This would have felt like the longest day no matter what, because I spent seven straight hours of it completing a grant application. But it is the solstice, the literal longest day of sun all year. My hair is also long these days and right now, like a fairy-tale princess, rippled. That's because I tucked it into a bun on Wednesday while it was still soaking wet, where it then stayed for eight hours straight. Because I am Working--and it's been a while since I felt that pressure of must be clean & must look professional.
Three days a week I am going to my old office to send emails, corral files, and get things in order. A lot (books!) has happened since I last worked there, but the vocabulary of itineraries and rolos remains the same. As of late I have dusted, pitched defunct CD players, and pulled dead leaves off a valiant but struggling purple plant of unknown origin. There's several cabinets of papers to compress and label. There's about a zillion cards and letters to answer. Why is it so satisfying to do these tasks for someone else, these things we eternally put off when it comes to our own lives?
I am profoundly grateful for this opportunity to help out my former employers. We come to working together in a far better and more equitable place than before, at ease with each other's rhythms and idiosyncrasies. And frankly, it feels good to have an hourly wage again, to have stretches when my time is invested in someone else's priorities and creative output. As I type that I look around, worriedly, like someone is going to come and take my "full-time writer" license away. Eh. When I tell students of creative writing to resist falling into the assumption they must primarily teach to support themselves--to choose that path only if it truly appeals--I mean it. But everyone's got to pay the bills. In fact, I would urge those looking for work that dovetails with a writing life to investigate whether their local college has a retiring professor who needs help prepping papers for donation. It can be sneaky, fascinating work, filled with stories.
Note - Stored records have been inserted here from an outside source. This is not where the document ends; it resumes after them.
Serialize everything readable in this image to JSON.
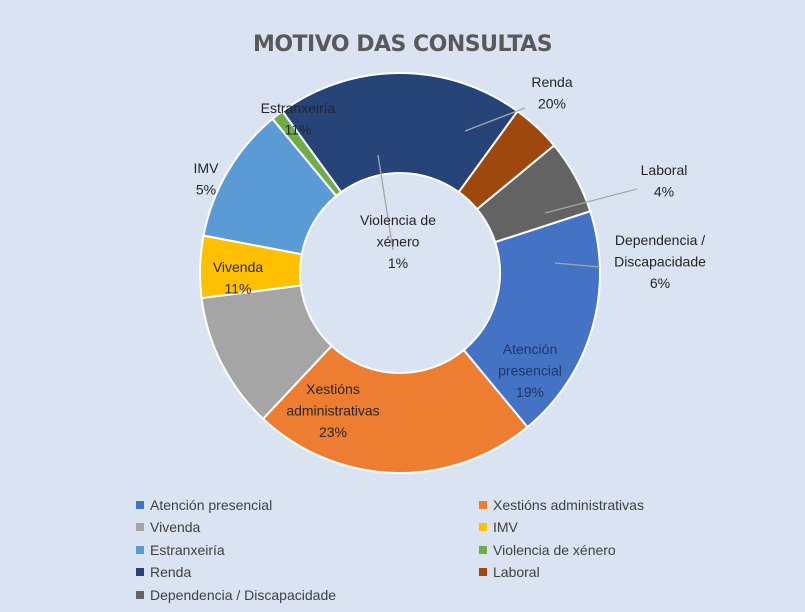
{
  "chart_data": {
    "type": "pie",
    "variant": "doughnut",
    "title": "MOTIVO DAS CONSULTAS",
    "legend_position": "bottom",
    "slices": [
      {
        "name": "Atención presencial",
        "value": 19,
        "label": "19%",
        "color": "#4472c4"
      },
      {
        "name": "Xestións administrativas",
        "value": 23,
        "label": "23%",
        "color": "#ed7d31"
      },
      {
        "name": "Vivenda",
        "value": 11,
        "label": "11%",
        "color": "#a5a5a5"
      },
      {
        "name": "IMV",
        "value": 5,
        "label": "5%",
        "color": "#ffc000"
      },
      {
        "name": "Estranxeiría",
        "value": 11,
        "label": "11%",
        "color": "#5b9bd5"
      },
      {
        "name": "Violencia de xénero",
        "value": 1,
        "label": "1%",
        "color": "#70ad47"
      },
      {
        "name": "Renda",
        "value": 20,
        "label": "20%",
        "color": "#264478"
      },
      {
        "name": "Laboral",
        "value": 4,
        "label": "4%",
        "color": "#9e480e"
      },
      {
        "name": "Dependencia / Discapacidade",
        "value": 6,
        "label": "6%",
        "color": "#636363"
      }
    ],
    "data_labels": [
      {
        "slice": 0,
        "lines": [
          "Atención",
          "presencial"
        ]
      },
      {
        "slice": 1,
        "lines": [
          "Xestións",
          "administrativas"
        ]
      },
      {
        "slice": 2,
        "lines": [
          "Vivenda"
        ]
      },
      {
        "slice": 3,
        "lines": [
          "IMV"
        ]
      },
      {
        "slice": 4,
        "lines": [
          "Estranxeiría"
        ]
      },
      {
        "slice": 5,
        "lines": [
          "Violencia de",
          "xénero"
        ]
      },
      {
        "slice": 6,
        "lines": [
          "Renda"
        ]
      },
      {
        "slice": 7,
        "lines": [
          "Laboral"
        ]
      },
      {
        "slice": 8,
        "lines": [
          "Dependencia /",
          "Discapacidade"
        ]
      }
    ]
  }
}
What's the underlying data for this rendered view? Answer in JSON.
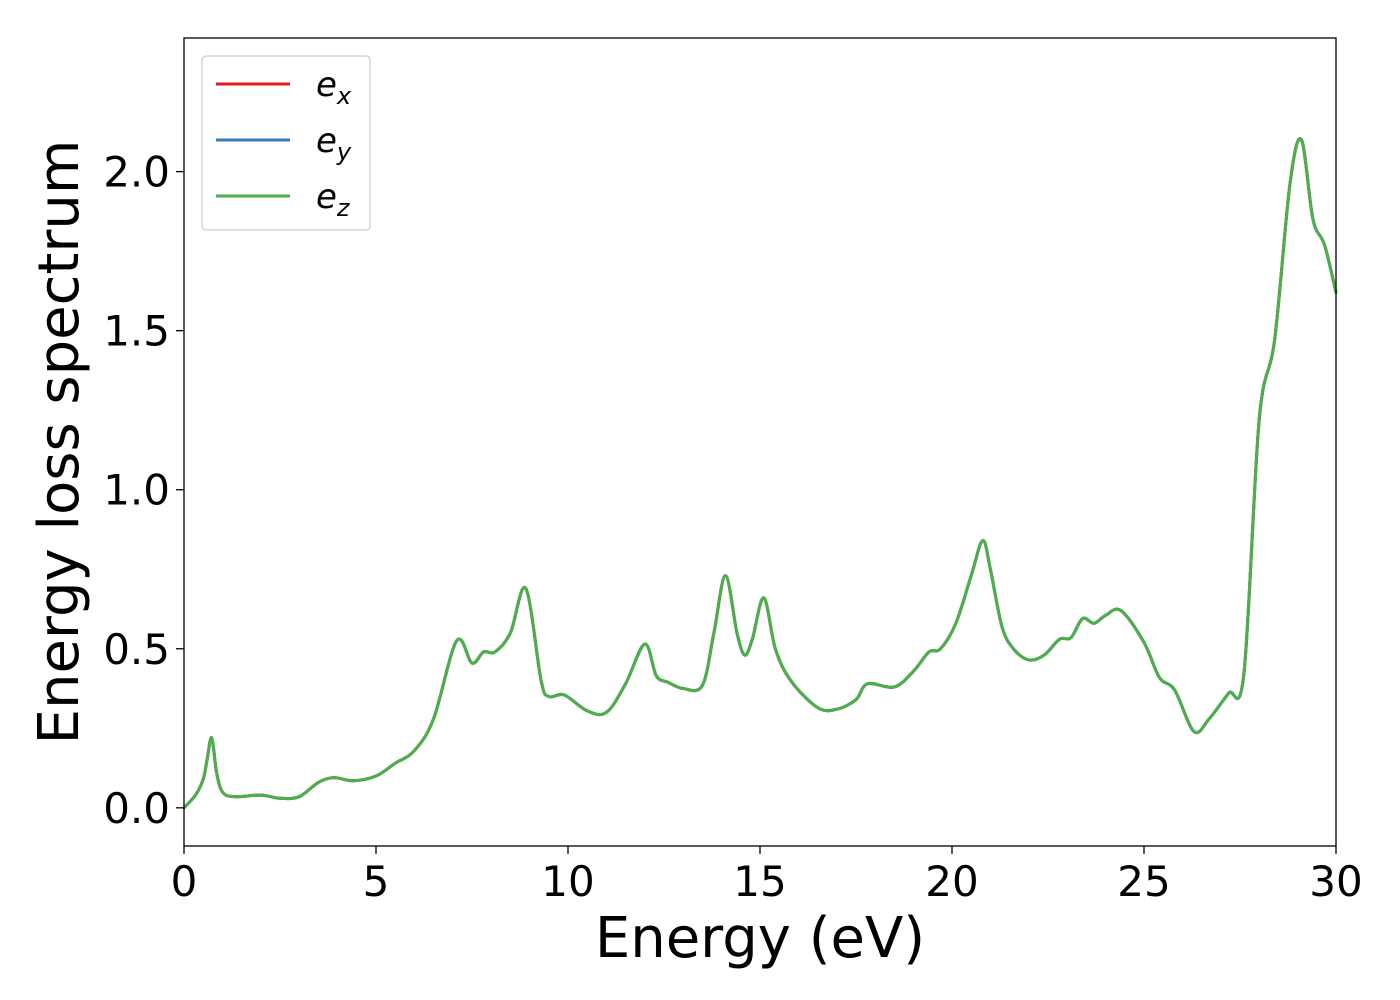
{
  "chart_data": {
    "type": "line",
    "xlabel": "Energy (eV)",
    "ylabel": "Energy loss spectrum",
    "xlim": [
      0,
      30
    ],
    "ylim": [
      -0.12,
      2.42
    ],
    "x_ticks": [
      0,
      5,
      10,
      15,
      20,
      25,
      30
    ],
    "x_tick_labels": [
      "0",
      "5",
      "10",
      "15",
      "20",
      "25",
      "30"
    ],
    "y_ticks": [
      0.0,
      0.5,
      1.0,
      1.5,
      2.0
    ],
    "y_tick_labels": [
      "0.0",
      "0.5",
      "1.0",
      "1.5",
      "2.0"
    ],
    "grid": false,
    "legend_position": "top-left",
    "x": [
      0,
      0.3,
      0.5,
      0.6,
      0.72,
      0.85,
      1.0,
      1.3,
      2.0,
      2.5,
      3.0,
      3.5,
      3.9,
      4.4,
      5.0,
      5.5,
      6.0,
      6.5,
      7.1,
      7.5,
      7.8,
      8.1,
      8.5,
      8.9,
      9.3,
      9.5,
      9.9,
      10.5,
      11.0,
      11.5,
      12.0,
      12.3,
      12.6,
      13.0,
      13.5,
      13.8,
      14.1,
      14.4,
      14.6,
      14.8,
      15.1,
      15.4,
      15.8,
      16.5,
      17.0,
      17.5,
      17.8,
      18.5,
      19.0,
      19.4,
      19.7,
      20.1,
      20.5,
      20.8,
      21.0,
      21.3,
      21.6,
      22.0,
      22.4,
      22.8,
      23.1,
      23.4,
      23.7,
      24.0,
      24.4,
      25.0,
      25.4,
      25.8,
      26.3,
      26.7,
      27.2,
      27.6,
      28.0,
      28.4,
      28.8,
      29.1,
      29.4,
      29.7,
      30.0
    ],
    "series": [
      {
        "name": "e_x",
        "color": "#e41a1c",
        "values": [
          0.0,
          0.04,
          0.09,
          0.15,
          0.22,
          0.11,
          0.05,
          0.035,
          0.04,
          0.03,
          0.035,
          0.08,
          0.095,
          0.085,
          0.1,
          0.14,
          0.18,
          0.28,
          0.525,
          0.455,
          0.49,
          0.49,
          0.55,
          0.69,
          0.4,
          0.35,
          0.355,
          0.305,
          0.3,
          0.39,
          0.515,
          0.415,
          0.395,
          0.375,
          0.385,
          0.55,
          0.73,
          0.55,
          0.48,
          0.53,
          0.66,
          0.5,
          0.4,
          0.315,
          0.31,
          0.34,
          0.39,
          0.38,
          0.43,
          0.49,
          0.5,
          0.58,
          0.73,
          0.84,
          0.75,
          0.57,
          0.5,
          0.465,
          0.48,
          0.53,
          0.535,
          0.595,
          0.58,
          0.605,
          0.62,
          0.52,
          0.41,
          0.37,
          0.24,
          0.28,
          0.36,
          0.42,
          1.22,
          1.47,
          1.96,
          2.1,
          1.85,
          1.77,
          1.62
        ]
      },
      {
        "name": "e_y",
        "color": "#377eb8",
        "values": [
          0.0,
          0.04,
          0.09,
          0.15,
          0.22,
          0.11,
          0.05,
          0.035,
          0.04,
          0.03,
          0.035,
          0.08,
          0.095,
          0.085,
          0.1,
          0.14,
          0.18,
          0.28,
          0.525,
          0.455,
          0.49,
          0.49,
          0.55,
          0.69,
          0.4,
          0.35,
          0.355,
          0.305,
          0.3,
          0.39,
          0.515,
          0.415,
          0.395,
          0.375,
          0.385,
          0.55,
          0.73,
          0.55,
          0.48,
          0.53,
          0.66,
          0.5,
          0.4,
          0.315,
          0.31,
          0.34,
          0.39,
          0.38,
          0.43,
          0.49,
          0.5,
          0.58,
          0.73,
          0.84,
          0.75,
          0.57,
          0.5,
          0.465,
          0.48,
          0.53,
          0.535,
          0.595,
          0.58,
          0.605,
          0.62,
          0.52,
          0.41,
          0.37,
          0.24,
          0.28,
          0.36,
          0.42,
          1.22,
          1.47,
          1.96,
          2.1,
          1.85,
          1.77,
          1.62
        ]
      },
      {
        "name": "e_z",
        "color": "#4daf4a",
        "values": [
          0.0,
          0.04,
          0.09,
          0.15,
          0.22,
          0.11,
          0.05,
          0.035,
          0.04,
          0.03,
          0.035,
          0.08,
          0.095,
          0.085,
          0.1,
          0.14,
          0.18,
          0.28,
          0.525,
          0.455,
          0.49,
          0.49,
          0.55,
          0.69,
          0.4,
          0.35,
          0.355,
          0.305,
          0.3,
          0.39,
          0.515,
          0.415,
          0.395,
          0.375,
          0.385,
          0.55,
          0.73,
          0.55,
          0.48,
          0.53,
          0.66,
          0.5,
          0.4,
          0.315,
          0.31,
          0.34,
          0.39,
          0.38,
          0.43,
          0.49,
          0.5,
          0.58,
          0.73,
          0.84,
          0.75,
          0.57,
          0.5,
          0.465,
          0.48,
          0.53,
          0.535,
          0.595,
          0.58,
          0.605,
          0.62,
          0.52,
          0.41,
          0.37,
          0.24,
          0.28,
          0.36,
          0.42,
          1.22,
          1.47,
          1.96,
          2.1,
          1.85,
          1.77,
          1.62
        ]
      }
    ],
    "legend": [
      {
        "base": "e",
        "sub": "x",
        "color": "#e41a1c"
      },
      {
        "base": "e",
        "sub": "y",
        "color": "#377eb8"
      },
      {
        "base": "e",
        "sub": "z",
        "color": "#4daf4a"
      }
    ]
  }
}
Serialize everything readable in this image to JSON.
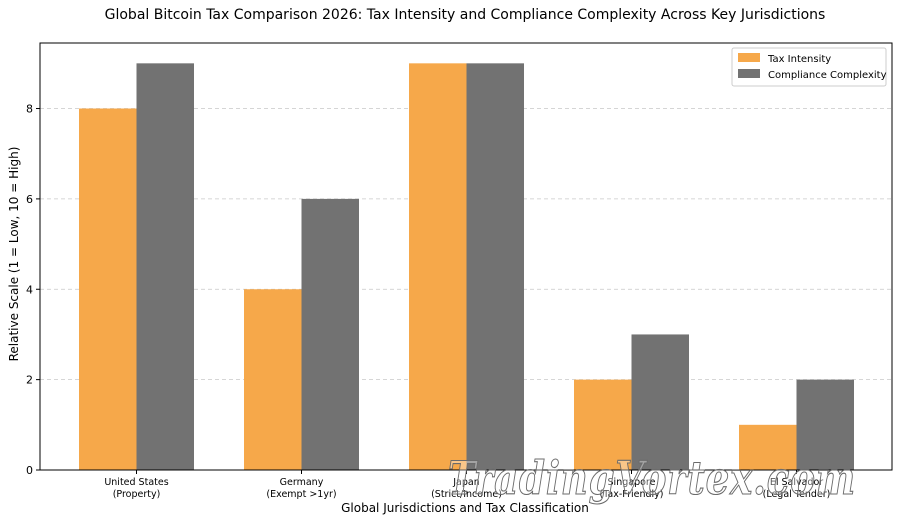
{
  "chart_data": {
    "type": "bar",
    "title": "Global Bitcoin Tax Comparison 2026: Tax Intensity and Compliance Complexity Across Key Jurisdictions",
    "xlabel": "Global Jurisdictions and Tax Classification",
    "ylabel": "Relative Scale (1 = Low, 10 = High)",
    "ylim": [
      0,
      9.45
    ],
    "yticks": [
      0,
      2,
      4,
      6,
      8
    ],
    "grid": "horizontal dashed",
    "legend_position": "top-right",
    "categories": [
      [
        "United States",
        "(Property)"
      ],
      [
        "Germany",
        "(Exempt >1yr)"
      ],
      [
        "Japan",
        "(Strict/Income)"
      ],
      [
        "Singapore",
        "(Tax-Friendly)"
      ],
      [
        "El Salvador",
        "(Legal Tender)"
      ]
    ],
    "series": [
      {
        "name": "Tax Intensity",
        "color": "#f6a84a",
        "values": [
          8,
          4,
          9,
          2,
          1
        ]
      },
      {
        "name": "Compliance Complexity",
        "color": "#727272",
        "values": [
          9,
          6,
          9,
          3,
          2
        ]
      }
    ]
  },
  "watermark": "TradingVortex.com"
}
Is there a job you'd return to, if you could? Knowing what you do now?
The news has been shared elsewhere that a selection from my third collection (in the hands of editors now) has won the 2013 Center for Book Arts chapbook prize, judged by Harryette Mullin and Sharon Dolin, and will be published in a letterpress, limited edition of 100 copies come this fall. Having stood at the Center's table during many an AWP Bookfair, gazing longingly at the array, it's surreal to think my work will soon be among them. The award comes with a bit of money, which gets added to a substantial freelance assignment I'm working on right now, which gets added to my pay from the work described above, which equals a summer's worth of rent.
The thing is, and it's healthy to be transparent about this, no one of these gigs could be reliably multiplied into "making a living." For the one contest I won, I spent hours and $$$ applying to a half-dozen more (with many of the same poems!) to no effect. Though I expect this freelance essay to run on time, or close to it, there are several more mired in editorial limbo and therefore unpaid. I couldn't and wouldn't return to my old job five days a week; that would minimize the possibility of writing new poems, much less touring to read them. So, I juggle, which is the true task of the full-time writer. It's a Friday night, at 10:30 PM, and here I am trying to rally to get back to work.
Not pictured: a sunburned shoulder, NOPA's brussels sprouts, and Star Trek: Into Darkness. These have also been a part of my crazy, busy June. That's the thing about work, though we knock it, though we whine. Work yields play. Wine tastes sweeter after a day of thirst. Let me go test that theory now, and I'll get back to you.